The organization has found a savior in Manatee County Commissioner Joe McClash but faces opposition from the town of Longboat Key and Manatee County, as well as research from several organizations. And an April 27 meeting of inlet project stakeholders with the Florida Department of Environmental Protection could unlock state funding, making a defense strategy for SKA improbable.
Peter van Roekens, vice president of the Siesta Key Association and founder of the Sarasota Boaters Coalition, said three groins included in the Longboat Key Inlet Management plan threaten to set the flow of Big Pass askew and possibly accelerate erosion of Lido and Siesta beaches.
“People want to put groins in, but they’re very dangerous,” he said. “There are always unintended consequences.”
The intended consequences are to trap sand drawn southward slowing sediment displacement. The problem, van Roekens said, is beaches further south don’t receive natural sand accumulation — taking one region’s erosion woes and passing them on.
The West Coast Inlet Navigation District, which helps plan and implement waterway projects, approved and endorsed the plan. It also is backed by research conducted by the U.S. Army Corps of Engineers and Coastal Planning & Engineering Inc.
A deeper concern for SKA is that an approval could fast-track plans being floated by the city of Sarasota and the Corps of Engineers for Lido renourishment. Big Pass and New Pass are the two inlets that are being considered for dredging, further amplifying potential negative consequences for Siesta Key.
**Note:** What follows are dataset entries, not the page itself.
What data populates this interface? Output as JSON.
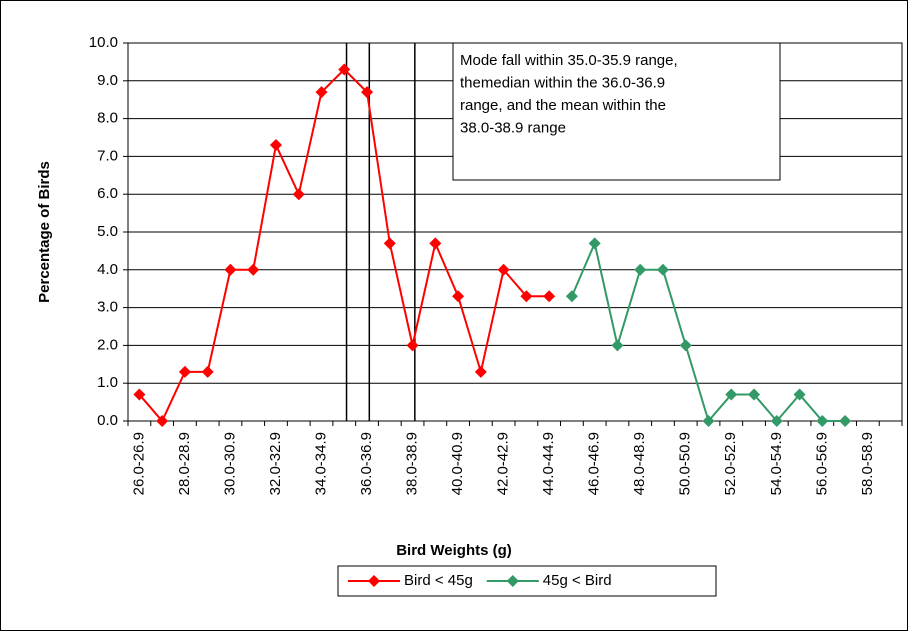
{
  "chart_data": {
    "type": "line",
    "x_label": "Bird Weights (g)",
    "y_label": "Percentage of Birds",
    "categories": [
      "26.0-26.9",
      null,
      "28.0-28.9",
      null,
      "30.0-30.9",
      null,
      "32.0-32.9",
      null,
      "34.0-34.9",
      null,
      "36.0-36.9",
      null,
      "38.0-38.9",
      null,
      "40.0-40.9",
      null,
      "42.0-42.9",
      null,
      "44.0-44.9",
      null,
      "46.0-46.9",
      null,
      "48.0-48.9",
      null,
      "50.0-50.9",
      null,
      "52.0-52.9",
      null,
      "54.0-54.9",
      null,
      "56.0-56.9",
      null,
      "58.0-58.9",
      null
    ],
    "series": [
      {
        "name": "Bird < 45g",
        "color": "#ff0000",
        "values": [
          0.7,
          0,
          1.3,
          1.3,
          4.0,
          4.0,
          7.3,
          6.0,
          8.7,
          9.3,
          8.7,
          4.7,
          2.0,
          4.7,
          3.3,
          1.3,
          4.0,
          3.3,
          3.3,
          null,
          null,
          null,
          null,
          null,
          null,
          null,
          null,
          null,
          null,
          null,
          null,
          null,
          null,
          null
        ]
      },
      {
        "name": "45g < Bird",
        "color": "#339966",
        "values": [
          null,
          null,
          null,
          null,
          null,
          null,
          null,
          null,
          null,
          null,
          null,
          null,
          null,
          null,
          null,
          null,
          null,
          null,
          null,
          3.3,
          4.7,
          2.0,
          4.0,
          4.0,
          2.0,
          0,
          0.7,
          0.7,
          0,
          0.7,
          0,
          0,
          null,
          null
        ]
      }
    ],
    "ylim": [
      0,
      10
    ],
    "yticks": [
      {
        "value": 0,
        "label": "0.0"
      },
      {
        "value": 1,
        "label": "1.0"
      },
      {
        "value": 2,
        "label": "2.0"
      },
      {
        "value": 3,
        "label": "3.0"
      },
      {
        "value": 4,
        "label": "4.0"
      },
      {
        "value": 5,
        "label": "5.0"
      },
      {
        "value": 6,
        "label": "6.0"
      },
      {
        "value": 7,
        "label": "7.0"
      },
      {
        "value": 8,
        "label": "8.0"
      },
      {
        "value": 9,
        "label": "9.0"
      },
      {
        "value": 10,
        "label": "10.0"
      }
    ],
    "grid": true,
    "vlines": [
      9.1,
      10.1,
      12.1
    ],
    "annotation": [
      "Mode fall within  35.0-35.9 range,",
      "themedian  within the 36.0-36.9",
      "range, and the mean within the",
      "38.0-38.9 range"
    ],
    "legend": "bottom"
  }
}
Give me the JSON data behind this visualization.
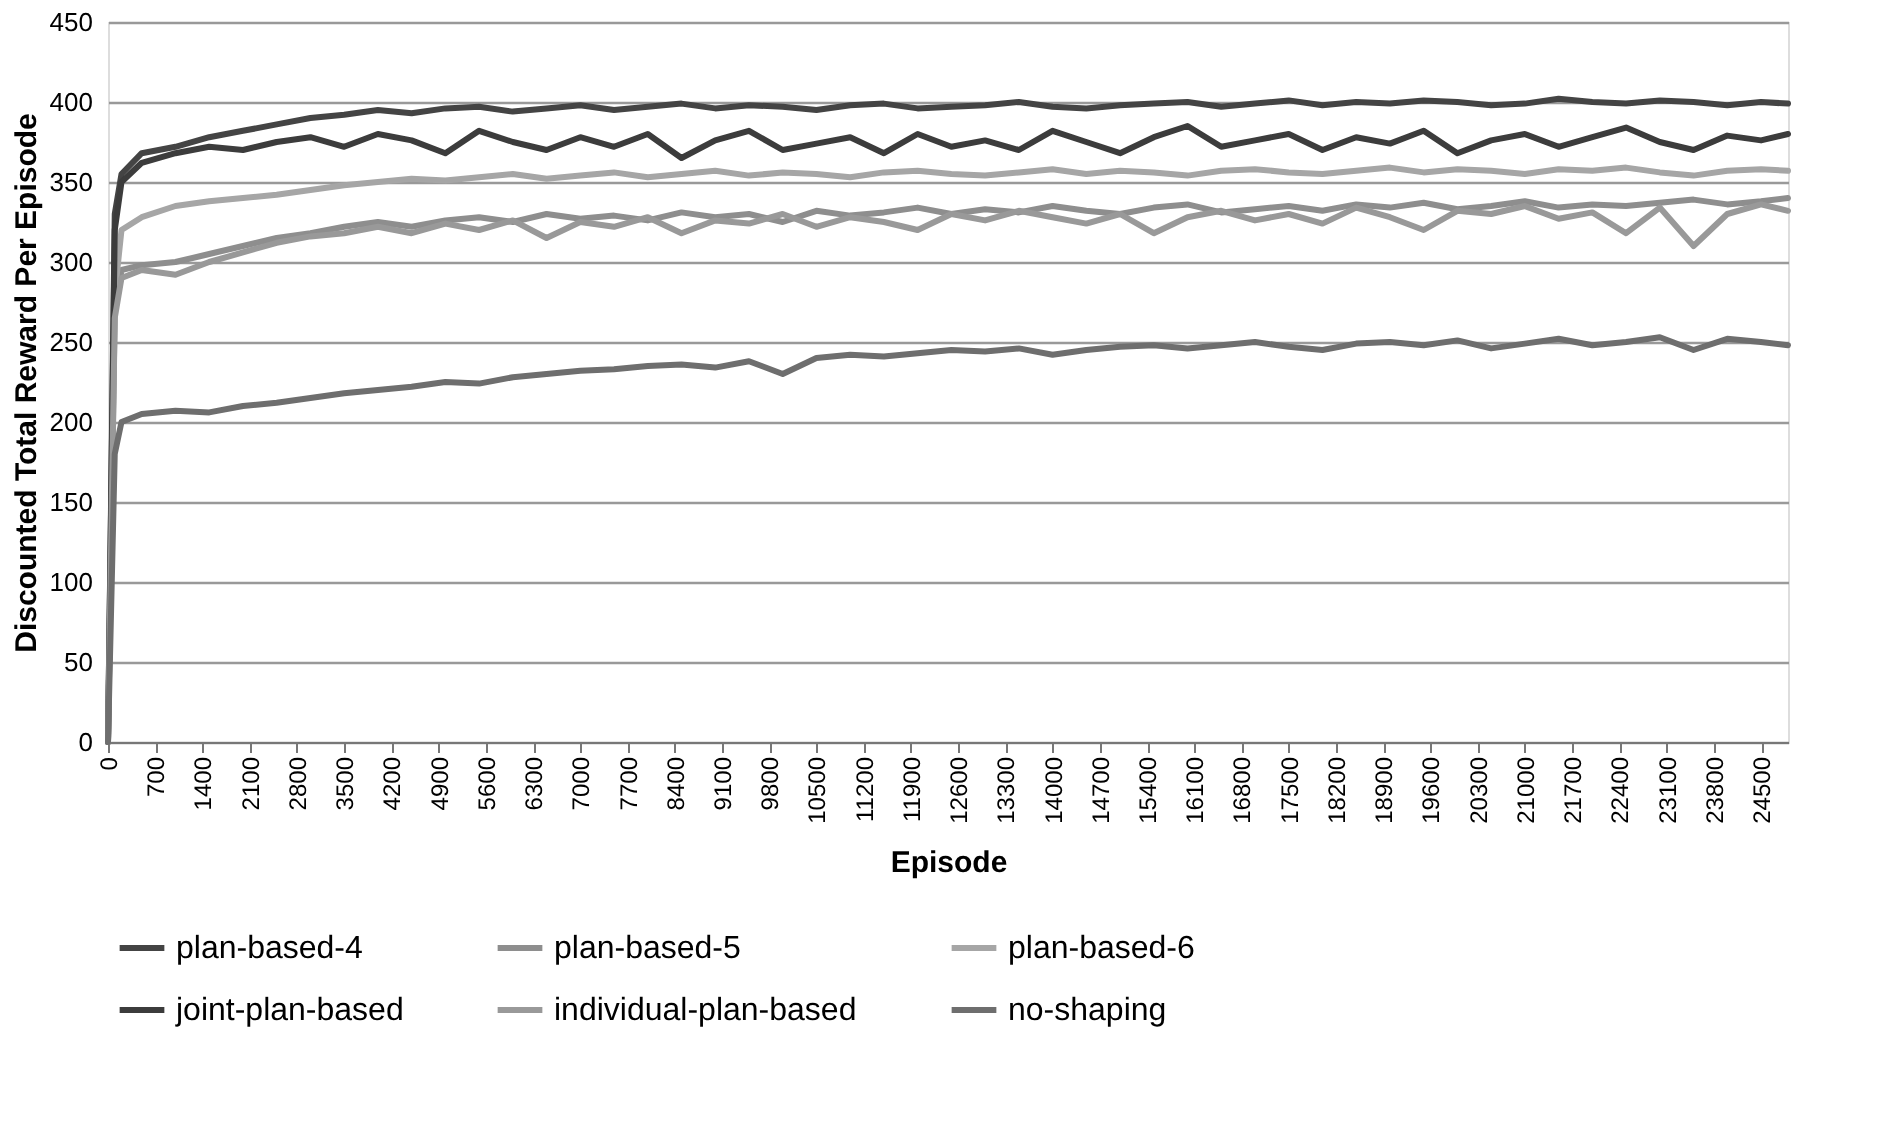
{
  "chart_data": {
    "type": "line",
    "xlabel": "Episode",
    "ylabel": "Discounted Total Reward Per Episode",
    "x": [
      0,
      100,
      200,
      500,
      1000,
      1500,
      2000,
      2500,
      3000,
      3500,
      4000,
      4500,
      5000,
      5500,
      6000,
      6500,
      7000,
      7500,
      8000,
      8500,
      9000,
      9500,
      10000,
      10500,
      11000,
      11500,
      12000,
      12500,
      13000,
      13500,
      14000,
      14500,
      15000,
      15500,
      16000,
      16500,
      17000,
      17500,
      18000,
      18500,
      19000,
      19500,
      20000,
      20500,
      21000,
      21500,
      22000,
      22500,
      23000,
      23500,
      24000,
      24500,
      24900
    ],
    "series": [
      {
        "name": "plan-based-4",
        "color": "#444444",
        "values": [
          0,
          330,
          355,
          368,
          372,
          378,
          382,
          386,
          390,
          392,
          395,
          393,
          396,
          397,
          394,
          396,
          398,
          395,
          397,
          399,
          396,
          398,
          397,
          395,
          398,
          399,
          396,
          397,
          398,
          400,
          397,
          396,
          398,
          399,
          400,
          397,
          399,
          401,
          398,
          400,
          399,
          401,
          400,
          398,
          399,
          402,
          400,
          399,
          401,
          400,
          398,
          400,
          399
        ]
      },
      {
        "name": "plan-based-5",
        "color": "#8e8e8e",
        "values": [
          0,
          270,
          295,
          298,
          300,
          305,
          310,
          315,
          318,
          322,
          325,
          322,
          326,
          328,
          325,
          330,
          327,
          329,
          326,
          331,
          328,
          330,
          325,
          332,
          329,
          331,
          334,
          330,
          333,
          331,
          335,
          332,
          330,
          334,
          336,
          331,
          333,
          335,
          332,
          336,
          334,
          337,
          333,
          335,
          338,
          334,
          336,
          335,
          337,
          339,
          336,
          338,
          340
        ]
      },
      {
        "name": "plan-based-6",
        "color": "#a6a6a6",
        "values": [
          0,
          280,
          320,
          328,
          335,
          338,
          340,
          342,
          345,
          348,
          350,
          352,
          351,
          353,
          355,
          352,
          354,
          356,
          353,
          355,
          357,
          354,
          356,
          355,
          353,
          356,
          357,
          355,
          354,
          356,
          358,
          355,
          357,
          356,
          354,
          357,
          358,
          356,
          355,
          357,
          359,
          356,
          358,
          357,
          355,
          358,
          357,
          359,
          356,
          354,
          357,
          358,
          357
        ]
      },
      {
        "name": "joint-plan-based",
        "color": "#3c3c3c",
        "values": [
          0,
          320,
          350,
          362,
          368,
          372,
          370,
          375,
          378,
          372,
          380,
          376,
          368,
          382,
          375,
          370,
          378,
          372,
          380,
          365,
          376,
          382,
          370,
          374,
          378,
          368,
          380,
          372,
          376,
          370,
          382,
          375,
          368,
          378,
          385,
          372,
          376,
          380,
          370,
          378,
          374,
          382,
          368,
          376,
          380,
          372,
          378,
          384,
          375,
          370,
          379,
          376,
          380
        ]
      },
      {
        "name": "individual-plan-based",
        "color": "#999999",
        "values": [
          0,
          265,
          290,
          295,
          292,
          300,
          306,
          312,
          316,
          318,
          322,
          318,
          324,
          320,
          326,
          315,
          325,
          322,
          328,
          318,
          326,
          324,
          330,
          322,
          328,
          325,
          320,
          330,
          326,
          332,
          328,
          324,
          330,
          318,
          328,
          332,
          326,
          330,
          324,
          334,
          328,
          320,
          332,
          330,
          335,
          327,
          331,
          318,
          334,
          310,
          330,
          336,
          332
        ]
      },
      {
        "name": "no-shaping",
        "color": "#6e6e6e",
        "values": [
          0,
          180,
          200,
          205,
          207,
          206,
          210,
          212,
          215,
          218,
          220,
          222,
          225,
          224,
          228,
          230,
          232,
          233,
          235,
          236,
          234,
          238,
          230,
          240,
          242,
          241,
          243,
          245,
          244,
          246,
          242,
          245,
          247,
          248,
          246,
          248,
          250,
          247,
          245,
          249,
          250,
          248,
          251,
          246,
          249,
          252,
          248,
          250,
          253,
          245,
          252,
          250,
          248
        ]
      }
    ],
    "xlim": [
      0,
      24900
    ],
    "xticks": [
      0,
      700,
      1400,
      2100,
      2800,
      3500,
      4200,
      4900,
      5600,
      6300,
      7000,
      7700,
      8400,
      9100,
      9800,
      10500,
      11200,
      11900,
      12600,
      13300,
      14000,
      14700,
      15400,
      16100,
      16800,
      17500,
      18200,
      18900,
      19600,
      20300,
      21000,
      21700,
      22400,
      23100,
      23800,
      24500
    ],
    "ylim": [
      0,
      450
    ],
    "yticks": [
      0,
      50,
      100,
      150,
      200,
      250,
      300,
      350,
      400,
      450
    ],
    "grid": "y",
    "legend": "bottom",
    "marker": "none",
    "line_style": "solid"
  }
}
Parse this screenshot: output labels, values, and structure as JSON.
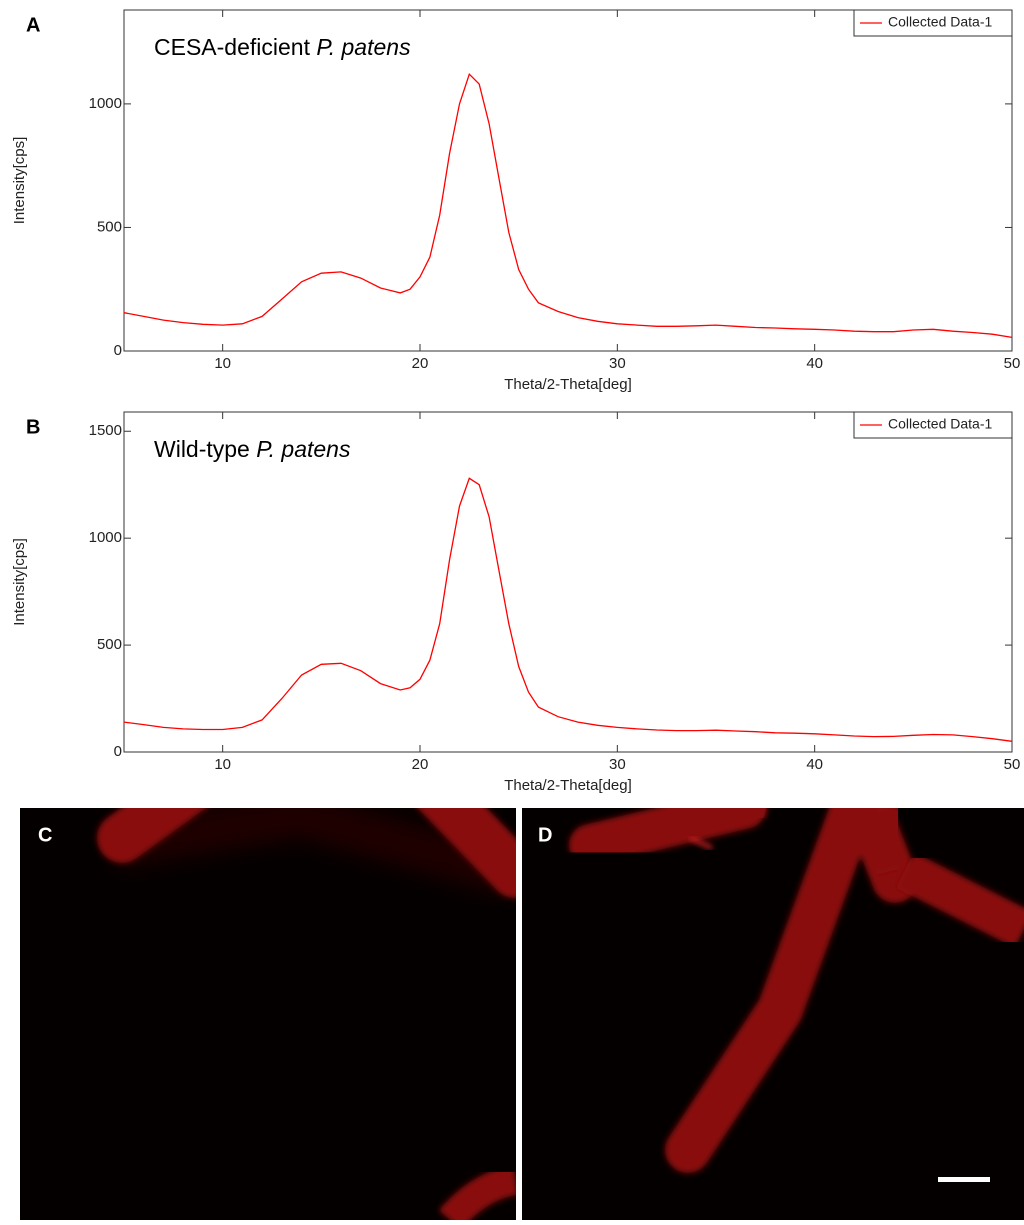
{
  "chart_data": [
    {
      "type": "line",
      "panel": "A",
      "title": "CESA-deficient",
      "title_italic": "P. patens",
      "x_label": "Theta/2-Theta[deg]",
      "y_label": "Intensity[cps]",
      "xlim": [
        5,
        50
      ],
      "ylim": [
        0,
        1380
      ],
      "xticks": [
        10,
        20,
        30,
        40,
        50
      ],
      "yticks": [
        0,
        500,
        1000
      ],
      "x": [
        5,
        6,
        7,
        8,
        9,
        10,
        11,
        12,
        13,
        14,
        15,
        16,
        17,
        18,
        19,
        19.5,
        20,
        20.5,
        21,
        21.5,
        22,
        22.5,
        23,
        23.5,
        24,
        24.5,
        25,
        25.5,
        26,
        27,
        28,
        29,
        30,
        31,
        32,
        33,
        34,
        35,
        36,
        37,
        38,
        39,
        40,
        41,
        42,
        43,
        44,
        45,
        46,
        47,
        48,
        49,
        50
      ],
      "series": [
        {
          "name": "Collected Data-1",
          "color": "#ff0000",
          "values": [
            155,
            140,
            125,
            115,
            108,
            105,
            110,
            140,
            210,
            280,
            315,
            320,
            295,
            255,
            235,
            250,
            300,
            380,
            550,
            800,
            1000,
            1120,
            1080,
            920,
            700,
            480,
            330,
            250,
            195,
            160,
            135,
            120,
            110,
            105,
            100,
            100,
            102,
            105,
            100,
            95,
            93,
            90,
            88,
            85,
            80,
            78,
            78,
            85,
            88,
            80,
            75,
            68,
            55
          ]
        }
      ]
    },
    {
      "type": "line",
      "panel": "B",
      "title": "Wild-type",
      "title_italic": "P. patens",
      "x_label": "Theta/2-Theta[deg]",
      "y_label": "Intensity[cps]",
      "xlim": [
        5,
        50
      ],
      "ylim": [
        0,
        1590
      ],
      "xticks": [
        10,
        20,
        30,
        40,
        50
      ],
      "yticks": [
        0,
        500,
        1000,
        1500
      ],
      "x": [
        5,
        6,
        7,
        8,
        9,
        10,
        11,
        12,
        13,
        14,
        15,
        16,
        17,
        18,
        19,
        19.5,
        20,
        20.5,
        21,
        21.5,
        22,
        22.5,
        23,
        23.5,
        24,
        24.5,
        25,
        25.5,
        26,
        27,
        28,
        29,
        30,
        31,
        32,
        33,
        34,
        35,
        36,
        37,
        38,
        39,
        40,
        41,
        42,
        43,
        44,
        45,
        46,
        47,
        48,
        49,
        50
      ],
      "series": [
        {
          "name": "Collected Data-1",
          "color": "#ff0000",
          "values": [
            140,
            128,
            115,
            108,
            105,
            105,
            115,
            150,
            250,
            360,
            410,
            415,
            380,
            320,
            290,
            300,
            340,
            430,
            600,
            900,
            1150,
            1280,
            1250,
            1100,
            850,
            600,
            400,
            280,
            210,
            165,
            140,
            125,
            115,
            108,
            103,
            100,
            100,
            102,
            98,
            95,
            90,
            88,
            85,
            80,
            75,
            72,
            73,
            78,
            82,
            80,
            72,
            62,
            50
          ]
        }
      ]
    }
  ],
  "images": [
    {
      "panel": "C"
    },
    {
      "panel": "D"
    }
  ]
}
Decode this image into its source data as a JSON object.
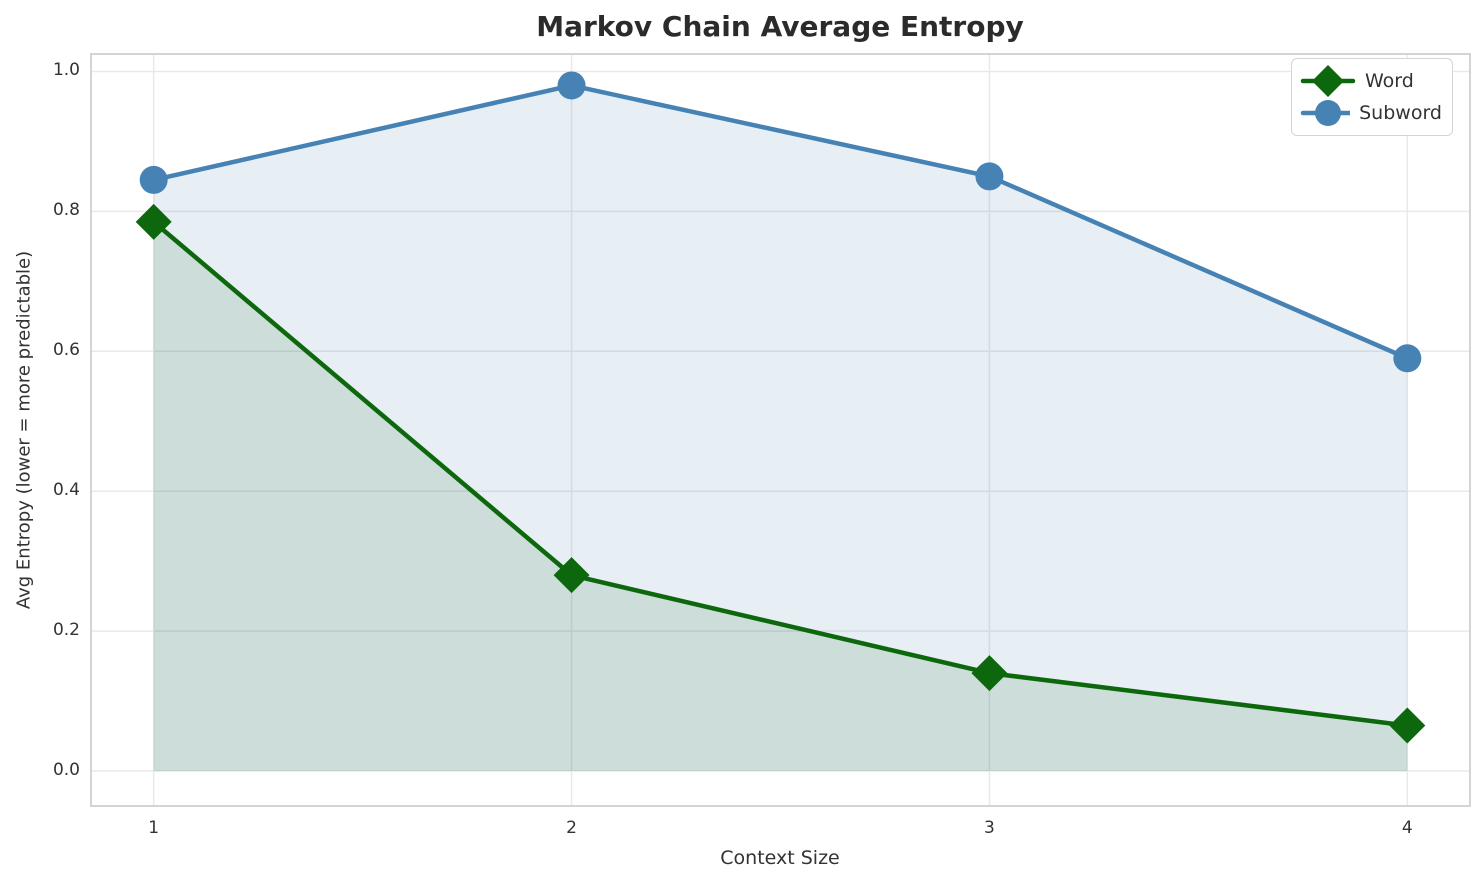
{
  "chart_data": {
    "type": "line",
    "title": "Markov Chain Average Entropy",
    "xlabel": "Context Size",
    "ylabel": "Avg Entropy (lower = more predictable)",
    "categories": [
      1,
      2,
      3,
      4
    ],
    "x_tick_labels": [
      "1",
      "2",
      "3",
      "4"
    ],
    "y_ticks": [
      0.0,
      0.2,
      0.4,
      0.6,
      0.8,
      1.0
    ],
    "y_tick_labels": [
      "0.0",
      "0.2",
      "0.4",
      "0.6",
      "0.8",
      "1.0"
    ],
    "xlim": [
      0.85,
      4.15
    ],
    "ylim": [
      -0.05,
      1.025
    ],
    "grid": true,
    "legend_position": "top-right",
    "series": [
      {
        "name": "Word",
        "marker": "diamond",
        "color": "#0d680d",
        "area_fill": "rgba(13,104,13,0.13)",
        "values": [
          0.785,
          0.28,
          0.14,
          0.065
        ]
      },
      {
        "name": "Subword",
        "marker": "circle",
        "color": "#4682b4",
        "area_fill": "rgba(70,130,180,0.13)",
        "values": [
          0.845,
          0.98,
          0.85,
          0.59
        ]
      }
    ],
    "style": {
      "grid_color": "#e9e9e9",
      "border_color": "#cfcfcf",
      "line_width": 4.5,
      "title_color": "#2b2b2b",
      "tick_color": "#333333"
    }
  }
}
Sarasota County Commissioner Nora Patterson, who also serves as the treasurer of WCIND, said the Corps of Engineers is studying the effects of potential dredging on the two inlets. However, she said Longboat’s inlet project will have little bearing on the study or solutions suggested for that potential project.
“These groins don’t look like they will damage Lido,” she said.
Two sand traps cut for dredging Longboat Pass also are included in the plan, under the supervision of WCIND. They could yield about 90,000-cubic-yards of sand to renourish Longboat beaches, according to an April 2 permit filed by the organization.
The Manatee County commission voted 6-1 in favor of the inlet management plan March 27, with one dissenting vote coming McClash. Van Roekens and McClash have been coordinating an effort to raise public awareness about the project, which also has the support of Longboat Key commissioners.
A Feb. 10 correspondence between Manatee Deputy County Attorney Rodney Wade and McClash explored questions about the deed binding Beer Can Island to the county. One of the restrictions outlined in the document is that the property be kept in its “natural state” and that “no man-made alterations or structures shall be constructed or placed on the property.” The terminal groin bound for the island could be a violation, the letter stated.
McClash also has petitioned the Corps of Engineers for a public hearing on the inlet-management plan and an environmental-impact statement to comply with the National Environmental Protection Act, due to its use of federal funds.
Laird Wreford, the coastal resources manager for Sarasota County, said conflict over beach renourishment is inevitable and will likely continue as Big Pass and New Pass are considered for a similar project on Lido Key.
“In the end, one man’s accumulation of sand is another man’s depletion of sand,” Wreford said.